Qu’est-ce que les mines et le chocolat ont en commun? Déforestation des forêts tropicales

Les forêts couvrent environ 30% de la planète, mais la déforestation élimine ces habitats essentiels et les transforme en fermes et ranchs, entre autres. Cette méthode préjudiciable est la plus répandue dans les forêts tropicales humides telles que la forêt amazonienne au Brésil. Cette méthode ruine la qualité de la terre et oblige de nombreuses espèces d’animaux à s’entasser dans un espace plus petit et plus limité. Le pire, c’est que la déforestation pousse certains animaux à l’extinction.

Le principal moteur de la déforestation est l’agriculture, plus particulièrement la production de cacao dans les pays moins développés; Cependant, une étude récente révèle que la déforestation induite par l’exploitation minière a surtout dévasté la jungle amazonienne entre 2005 et 2015.

Principaux moteurs de la déforestation

Le cacao, ou chocolat, est un produit d’exportation qui est largement consommé dans les pays développés comme les États-Unis. Cependant, les fèves à partir desquelles notre friandise préférée est fabriquée sont presque exclusivement cultivées et récoltées dans des pays moins développés d’Afrique de l’Ouest, d’Asie et d’Amérique centrale et du Sud. Ces pays ont une demande extrêmement faible pour cette culture de luxe que n’importe où ailleurs dans le monde, et ils dépendent de ce produit pour leurs moyens de subsistance. Beaucoup de petits producteurs de cacao vivent dans la pauvreté – seulement environ trois pour cent du prix de chaque barre de chocolat va à l’agriculteur.

Mark Noble, professeur assistant de sociologie et d’anthropologie à l’Université de Lehigh, révèle un lien entre les exportations de cacao et la déforestation, dans une étude publiée récemment. Noble note que «des rapports récents suggèrent des tendances dommageables dues à une demande accrue et à des stratégies culturales changeantes». Cela signifie que plus la concentration des exportations de cacao est élevée, plus les taux de déforestation sont élevés dans les pays producteurs.

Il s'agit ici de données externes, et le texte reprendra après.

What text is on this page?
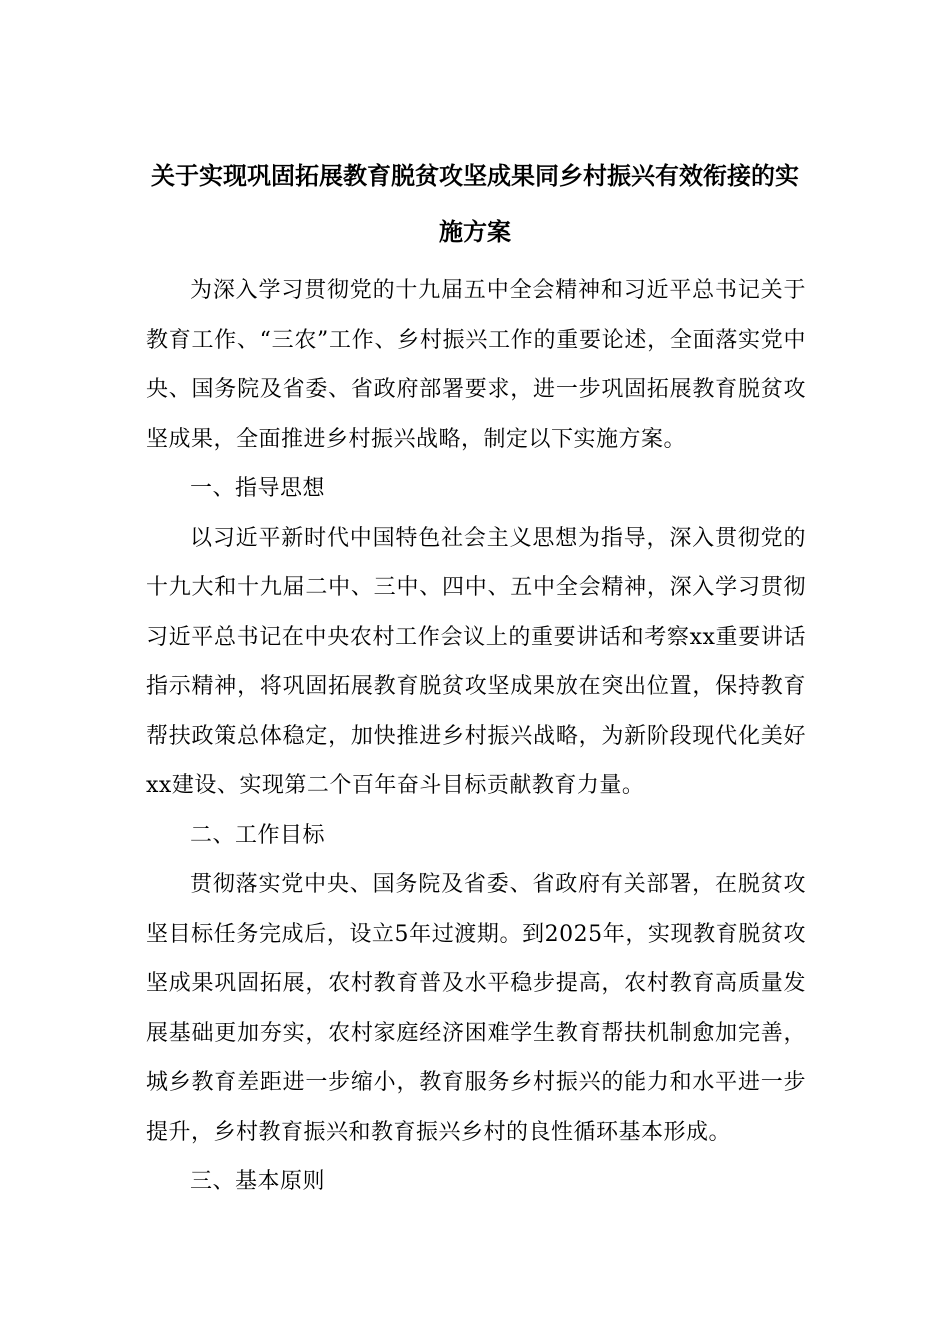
关于实现巩固拓展教育脱贫攻坚成果同乡村振兴有效衔接的实施方案

为深入学习贯彻党的十九届五中全会精神和习近平总书记关于教育工作、“三农”工作、乡村振兴工作的重要论述，全面落实党中央、国务院及省委、省政府部署要求，进一步巩固拓展教育脱贫攻坚成果，全面推进乡村振兴战略，制定以下实施方案。

一、指导思想

以习近平新时代中国特色社会主义思想为指导，深入贯彻党的十九大和十九届二中、三中、四中、五中全会精神，深入学习贯彻习近平总书记在中央农村工作会议上的重要讲话和考察xx重要讲话指示精神，将巩固拓展教育脱贫攻坚成果放在突出位置，保持教育帮扶政策总体稳定，加快推进乡村振兴战略，为新阶段现代化美好xx建设、实现第二个百年奋斗目标贡献教育力量。

二、工作目标

贯彻落实党中央、国务院及省委、省政府有关部署，在脱贫攻坚目标任务完成后，设立5年过渡期。到2025年，实现教育脱贫攻坚成果巩固拓展，农村教育普及水平稳步提高，农村教育高质量发展基础更加夯实，农村家庭经济困难学生教育帮扶机制愈加完善，城乡教育差距进一步缩小，教育服务乡村振兴的能力和水平进一步提升，乡村教育振兴和教育振兴乡村的良性循环基本形成。

三、基本原则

“J’ai été surpris de voir comment il existe des preuves que les exportations de cacao sont liées à la déforestation là où il n’y en avait pas moins de 20 ans”, explique Noble. Il souligne également que les pressions de la demande pour l’augmentation des exportations de cacao compromettent les possibilités de développement durable dans les pays les moins développés: “Maintenant, une demande accrue et des pratiques de croissance industrielles poussent les forêts là où ce n’était pas le cas auparavant. “

Alors que l’agriculture reste la principale cause de déforestation, une étude récente révèle que les opérations minières au Brésil ont contribué à environ 10% des pertes forestières en Amazonie entre 2005 et 2015. (En relation: La déforestation en Amazonie a augmenté de 29% l’année dernière. )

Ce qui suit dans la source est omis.